We from DIE BUCHPATEN enjoy telling about all the great things that happen in our participation readings. How fulfilling it is having thirty or more children under the spell of our storytelling, to look at their pictures and to realize what a deep impression the story has left behind. These experiences give us the motivation to go back an organise even more readings every time. But what is it exactly that we do during participation readings? Do we read? Of course! But what does that mean?

Storytellers who guide our participation readings are all invariably schooled in dialogic reading. Dialogic reading is a technique of storytelling used to encourage a child to actively participate in the evolution of a story.

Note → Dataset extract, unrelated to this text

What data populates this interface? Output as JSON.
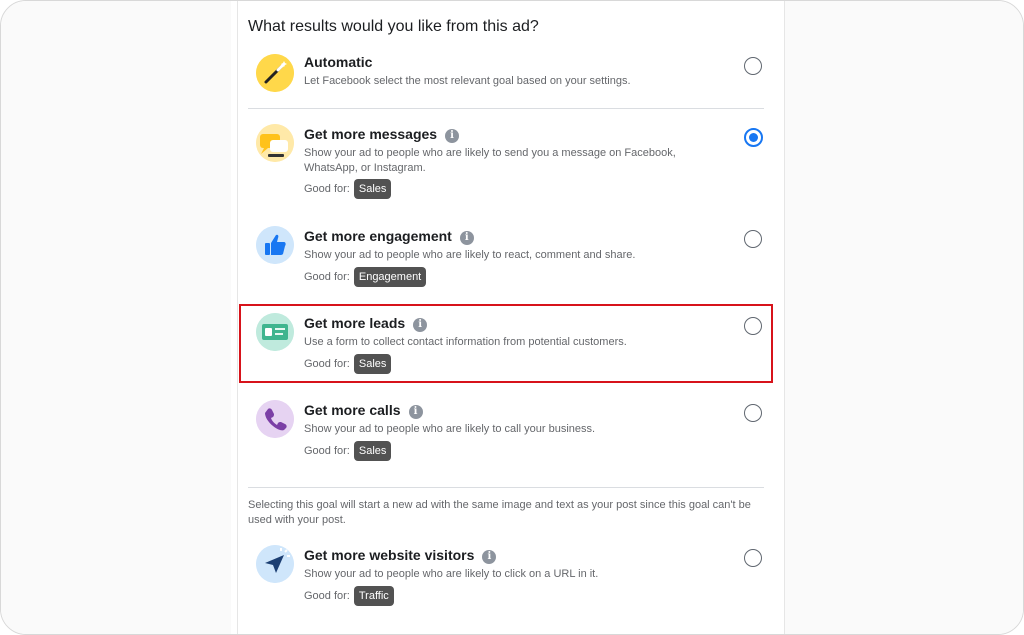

That way, a steeper learn curve is achieved in the child’s oral and reading fluency. From the beginning, dialogic reading is much more varied than traditional storytelling. Usually, a storyteller would begin with a phrase like: “I’m now going to tell you a story about…” If the story sounds interesting, a child will listen, if not, the child usually just passively sits there and waits for it all to end. But that is not what we want! A story, after all, will only become really alive through the imagination of a child. To get a hold of that imagination, one could instead start off like Kristina Lemke during a reading of “Snowbears never lie”: “Have you kids ever lied? No? Well, I’ve lied before!” The child, because it has been asked a question, now takes an active role in adorning the story. It wants to know what’s up with all the lying!

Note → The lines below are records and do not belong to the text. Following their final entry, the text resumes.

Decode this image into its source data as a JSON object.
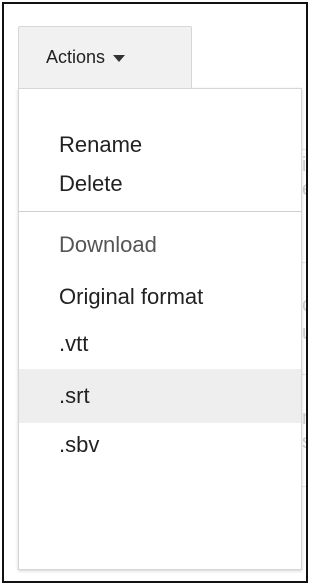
{
  "actions_button": {
    "label": "Actions",
    "icon": "caret-down-icon"
  },
  "menu": {
    "group1": [
      {
        "label": "Rename"
      },
      {
        "label": "Delete"
      }
    ],
    "download_header": "Download",
    "group2": [
      {
        "label": "Original format"
      },
      {
        "label": ".vtt"
      },
      {
        "label": ".srt",
        "highlighted": true
      },
      {
        "label": ".sbv"
      }
    ]
  },
  "colors": {
    "highlight_bg": "#eeeeee",
    "button_bg": "#f1f1f1",
    "border": "#d6d6d6"
  }
}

Through the rest of the story, the storyteller poses more and more questions concerning what has been seen and heard. For example, once little Marie finds the huge refrigerator in the middle of the woods: “What, do you think, could possibly be in such a big fridge?” The child starts to realise that it is taken seriously and that its inputs are explicitly requested. The more it answers and comments, the less a storyteller will speak. The child ends up becoming the narrator of the story. Finally, the storyteller will only limit him- or herself to add to or reformulate the child’s comments. This kind of repetition of the child’s statements gives it new vocabulary and sentence structures to work with, that the child then can use and consolidate in later inputs.

The reference to the child’s life also plays an important role. The storyteller could say: “Do you see how little Marie’s flying? Have you ever flown? Where to? And how was it?” That way, a connections is established between the story and the real world. The picture books gain in significance, becoming more than mere entertainment. They now are an assistance in the child’s reflection process.

It is impressive how communicative a child, that usually hardly speaks up, just by applying the dialogic reading technique. Even more impressive is the progress that sets in after only one or two participation readings. The child becomes more self-confident and fluent in the use of a (often secondary) language, and, noticing this, the child urges more and more to convey its opinions. And once it cannot stop talking passionately about the story, that is when DIE BUCHPATEN have definitely reached their goal.